Nessa noite percebi que nada mudou desde 2019 para uma pessoa com deficiência que participa num evento: tive de empurrar um segurança que veio contra mim porque não me viu; ninguém sabia indicar a entrada acessível (até que entrei por trás do palco); não existia uma plataforma ou zona de segurança para pessoas com deficiência; e, quando quis vir embora, ninguém sabia indicar uma saída além da do palco. Como nesse momento era impossível atravessar essa zona, saí ao colo dos bombeiros, por uma escadaria.

Tudo certo, continuo vivo, mas estamos em 2022. Portugal tem 17% da população com alguma incapacidade. A Constituição da República Portuguesa consagrava, em 1976, que “Todos têm direito à fruição e criação cultural”. Em 2006, Portugal não só assinou a carta da Convenção dos Direitos da Pessoa com deficiência, das Nações Unidas, como publicou a Lei n.º 46/2006, que “proíbe e pune a discriminação em razão da deficiência”.

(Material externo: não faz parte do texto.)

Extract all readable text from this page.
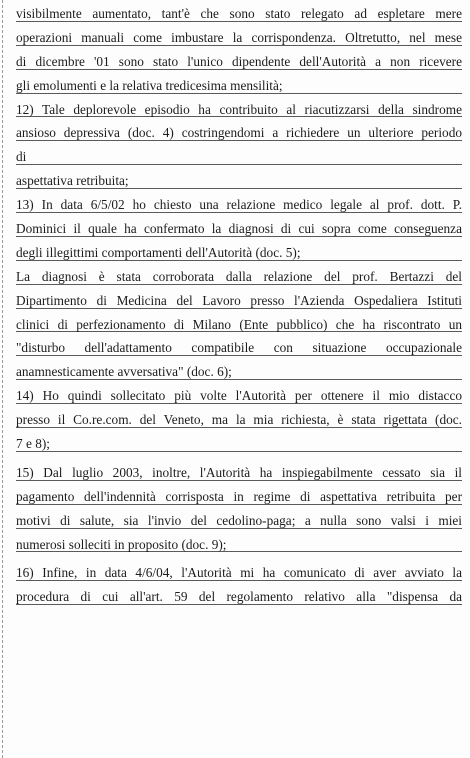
visibilmente aumentato, tant'è che sono stato relegato ad espletare mere
operazioni manuali come imbustare la corrispondenza. Oltretutto, nel mese
di dicembre '01 sono stato l'unico dipendente dell'Autorità a non ricevere
gli emolumenti e la relativa tredicesima mensilità;
12) Tale deplorevole episodio ha contribuito al riacutizzarsi della sindrome
ansioso depressiva (doc. 4) costringendomi a richiedere un ulteriore periodo
di
aspettativa retribuita;
13) In data 6/5/02 ho chiesto una relazione medico legale al prof. dott. P.
Dominici il quale ha confermato la diagnosi di cui sopra come conseguenza
degli illegittimi comportamenti dell'Autorità (doc. 5);
La diagnosi è stata corroborata dalla relazione del prof. Bertazzi del
Dipartimento di Medicina del Lavoro presso l'Azienda Ospedaliera Istituti
clinici di perfezionamento di Milano (Ente pubblico) che ha riscontrato un
"disturbo dell'adattamento compatibile con situazione occupazionale
anamnesticamente avversativa" (doc. 6);
14) Ho quindi sollecitato più volte l'Autorità per ottenere il mio distacco
presso il Co.re.com. del Veneto, ma la mia richiesta, è stata rigettata (doc.
7 e 8);
15) Dal luglio 2003, inoltre, l'Autorità ha inspiegabilmente cessato sia il
pagamento dell'indennità corrisposta in regime di aspettativa retribuita per
motivi di salute, sia l'invio del cedolino-paga; a nulla sono valsi i miei
numerosi solleciti in proposito (doc. 9);
16) Infine, in data 4/6/04, l'Autorità mi ha comunicato di aver avviato la
procedura di cui all'art. 59 del regolamento relativo alla "dispensa da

Access Lab, que hoje apresentamos, é uma empresa com uma missão social que nasce para garantir o acesso de pessoas com deficiência e S/surdas à cultura e ao entretenimento, enquanto direito humano fundamental. 

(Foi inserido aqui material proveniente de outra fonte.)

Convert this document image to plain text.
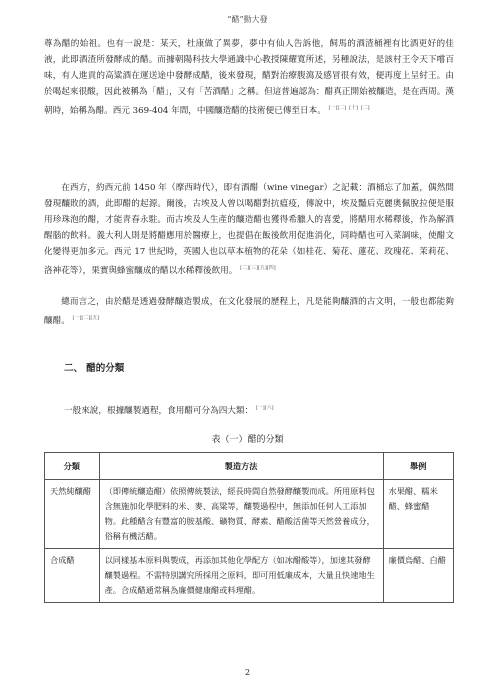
“醋”動大發

尊為醋的始祖。也有一說是：某天，杜康做了異夢，夢中有仙人告訴他，飼馬的酒渣桶裡有比酒更好的佳液，此即酒渣所發酵成的醋。而據朝陽科技大學通識中心教授陳耀寬所述，另種說法，是該村王令天下嚐百味，有人進貢的高粱酒在運送途中發酵成醋，後來發現，醋對治療腹瀉及感冒很有效，便再度上呈紂王。由於喝起來很酸，因此被稱為「醋」，又有「苦酒醋」之稱。但這普遍認為：醋真正開始被釀造，是在西周。漢朝時，始稱為醋。西元 369-404 年間，中國釀造醋的技術便已傳至日本。 [一][二] [十] [二]

在西方，約西元前 1450 年（摩西時代），即有酒醋（wine vinegar）之記載：酒桶忘了加蓋，偶然間發現釀敗的酒，此即醋的起源。爾後，古埃及人曾以喝醋對抗瘟疫，傳說中，埃及豔后克麗奧佩脫拉便是服用珍珠泡的醋，才能青春永駐。而古埃及人生產的釀造醋也獲得希臘人的喜愛，將醋用水稀釋後，作為解酒醒腦的飲料。義大利人則是將醋應用於醫療上，也提倡在飯後飲用促進消化，同時醋也可入菜調味，使醋文化變得更加多元。西元 17 世紀時，英國人也以草本植物的花朵（如桂花、菊花、蓮花、玫瑰花、茉莉花、洛神花等），果實與蜂蜜釀成的醋以水稀釋後飲用。 [二][三][五][四]

總而言之，由於醋是透過發酵釀造製成，在文化發展的歷程上，凡是能夠釀酒的古文明，一般也都能夠釀醋。 [一][二][五]

二、 醋的分類
一般來說，根據釀製過程，食用醋可分為四大類： [一][六]
表（一）醋的分類
分類	製造方法	舉例
天然純釀醋	（即傳統釀造醋）依照傳統製法，經長時間自然發酵釀製而成。所用原料包含無施加化學肥料的米、麥、高粱等，釀製過程中，無添加任何人工添加物。此種醋含有豐富的胺基酸、礦物質、酵素、醋酸活菌等天然營養成分，俗稱有機活醋。	水果醋、糯米醋、蜂蜜醋
合成醋	以同樣基本原料與製成，再添加其他化學配方（如冰醋酸等），加速其發酵釀製過程。不需特別講究所採用之原料，即可用低廉成本，大量且快速地生產。合成醋通常稱為廉價健康醋或料理醋。	廉價烏醋、白醋
2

Co-fundada por mim e pela Jwana Godinho, começámos a trabalhar no Verão de 2021. Nas dezenas de reuniões com parceiros, instituições políticas, marcas, associações e amigos que nos têm ajudado, perguntam-nos por vezes: “vale a pena colocar ‘enquanto direito humano fundamental’ na missão? Parece que é evidente”. Sim, é evidente, mas este direito continua a ser violado, precisa de ser honrado e reivindicado. 

Relatei-vos o episódio que me aconteceu há semanas mas não o isolemos: é o panorama dominante para uma pessoa com deficiência ou S/surda aceder a eventos. Esta é a razão porque existimos na Access Lab. Podem conhecer aqui ou aqui mais histórias.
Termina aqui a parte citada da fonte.